Она пытливо смотрит на меня своими темными глазами, и в их выражении надежда явно превозмогает недоверие.
— Вот видите, я ничего от вас не скрываю. Будь у меня желание что-то скрыть от вас, я бы мог поехать в Женеву один.
— Я вам верю… Мне бы хотелось вам верить…
— В таком случае вы остановите машину перед домом Грабера и подскажете, как мне пройти по дворам.
— Но ведь это означает, что я расконспирирую себя…
— С этим вы давно справились, — успокаиваю я ее.
— Думаете, что кто-то…
— Не думаю, а знаю. И не «кто-то», а Ральф Бэнтон.
— Ральф Бэнтон? Не может быть!
— Вы однажды сказали, что в тихом омуте…
— Я имела в виду совсем другое, — торопится она возразить.
— Что именно?
— То, что он извращенный тип. И посещает проституток у вокзала… Что иметь дело с порядочными женщинами едва ли способен.

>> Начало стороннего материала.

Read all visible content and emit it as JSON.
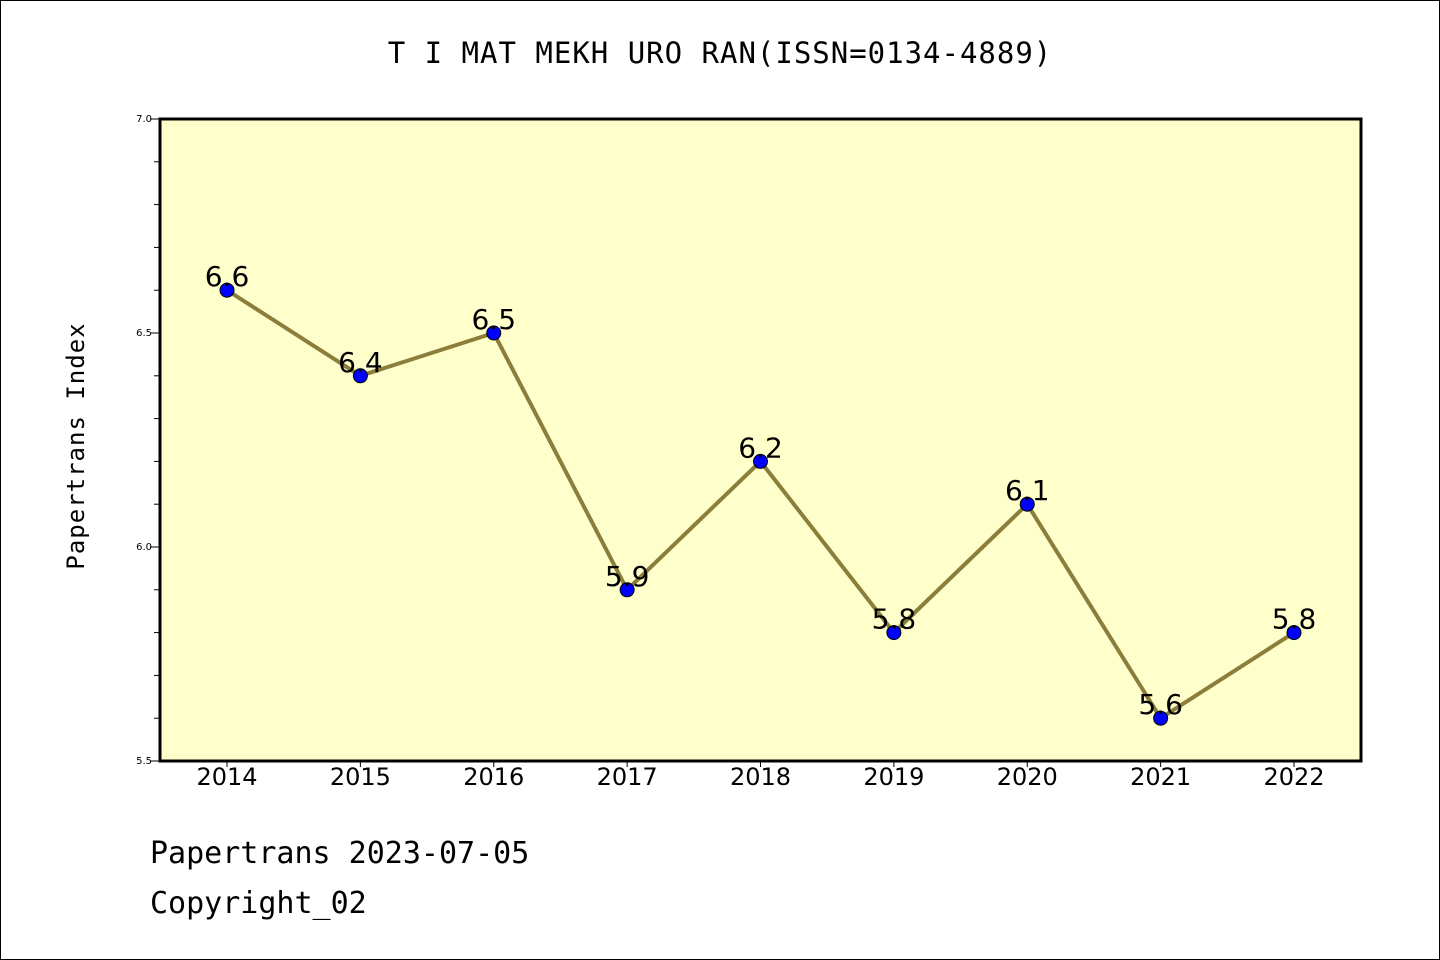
{
  "footer": {
    "line1": "Papertrans 2023-07-05",
    "line2": "Copyright_02"
  },
  "colors": {
    "plot_background": "#ffffcc",
    "line": "#8b7d3a",
    "marker": "#0000ff"
  },
  "chart_data": {
    "type": "line",
    "title": "T I MAT MEKH URO RAN(ISSN=0134-4889)",
    "xlabel": "",
    "ylabel": "Papertrans Index",
    "categories": [
      "2014",
      "2015",
      "2016",
      "2017",
      "2018",
      "2019",
      "2020",
      "2021",
      "2022"
    ],
    "series": [
      {
        "values": [
          6.6,
          6.4,
          6.5,
          5.9,
          6.2,
          5.8,
          6.1,
          5.6,
          5.8
        ]
      }
    ],
    "ylim": [
      5.5,
      7.0
    ],
    "yticks": [
      "5.5",
      "6.0",
      "6.5",
      "7.0"
    ],
    "grid": false,
    "legend": "none"
  }
}
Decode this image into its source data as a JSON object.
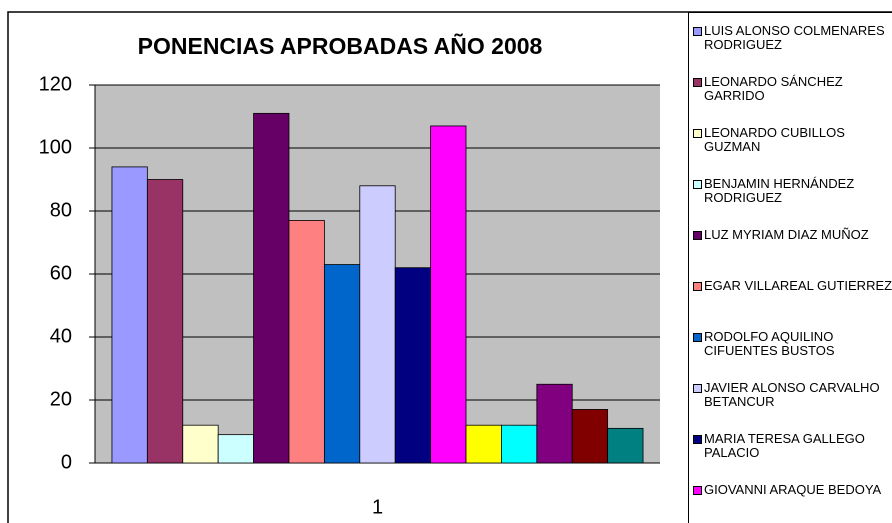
{
  "chart_data": {
    "type": "bar",
    "title": "PONENCIAS APROBADAS AÑO 2008",
    "categories": [
      "1"
    ],
    "series": [
      {
        "name": "LUIS ALONSO COLMENARES RODRIGUEZ",
        "color": "#9999ff",
        "values": [
          94
        ]
      },
      {
        "name": "LEONARDO SÁNCHEZ GARRIDO",
        "color": "#993366",
        "values": [
          90
        ]
      },
      {
        "name": "LEONARDO CUBILLOS GUZMAN",
        "color": "#ffffcc",
        "values": [
          12
        ]
      },
      {
        "name": "BENJAMIN HERNÁNDEZ RODRIGUEZ",
        "color": "#ccffff",
        "values": [
          9
        ]
      },
      {
        "name": "LUZ MYRIAM DIAZ MUÑOZ",
        "color": "#660066",
        "values": [
          111
        ]
      },
      {
        "name": "EGAR VILLAREAL GUTIERREZ",
        "color": "#ff8080",
        "values": [
          77
        ]
      },
      {
        "name": "RODOLFO AQUILINO CIFUENTES BUSTOS",
        "color": "#0066cc",
        "values": [
          63
        ]
      },
      {
        "name": "JAVIER ALONSO CARVALHO BETANCUR",
        "color": "#ccccff",
        "values": [
          88
        ]
      },
      {
        "name": "MARIA TERESA GALLEGO PALACIO",
        "color": "#000080",
        "values": [
          62
        ]
      },
      {
        "name": "GIOVANNI ARAQUE BEDOYA",
        "color": "#ff00ff",
        "values": [
          107
        ]
      },
      {
        "color": "#ffff00",
        "values": [
          12
        ]
      },
      {
        "color": "#00ffff",
        "values": [
          12
        ]
      },
      {
        "color": "#800080",
        "values": [
          25
        ]
      },
      {
        "color": "#800000",
        "values": [
          17
        ]
      },
      {
        "color": "#008080",
        "values": [
          11
        ]
      }
    ],
    "ylim": [
      0,
      120
    ],
    "yticks": [
      0,
      20,
      40,
      60,
      80,
      100,
      120
    ],
    "grid": true,
    "legend": "right"
  }
}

— Может, ему просто не удается узреть тонкую разницу между теми и другими.
— Циник! — выстреливает она.
Проезжаем Лозанну, хотя в последнее время Лозанна все больше привлекает мое любопытство, и к одиннадцати мы в Женеве. Розмари едет медленно, в строгом соответствии с инструкцией, и дает полную возможность «ситроену» следовать за нами. Когда мы сворачиваем на небольшую улицу, где находится предприятие Грабера, «ситроен» останавливается в самом начале ее, чтобы не уткнуться нам прямо в хвост. Когда мы с Розмари входим в парадную дверь, она поднимается по лестнице наверх, а я незаметно пробираюсь к черному ходу и через двор попадаю в соседний проулок.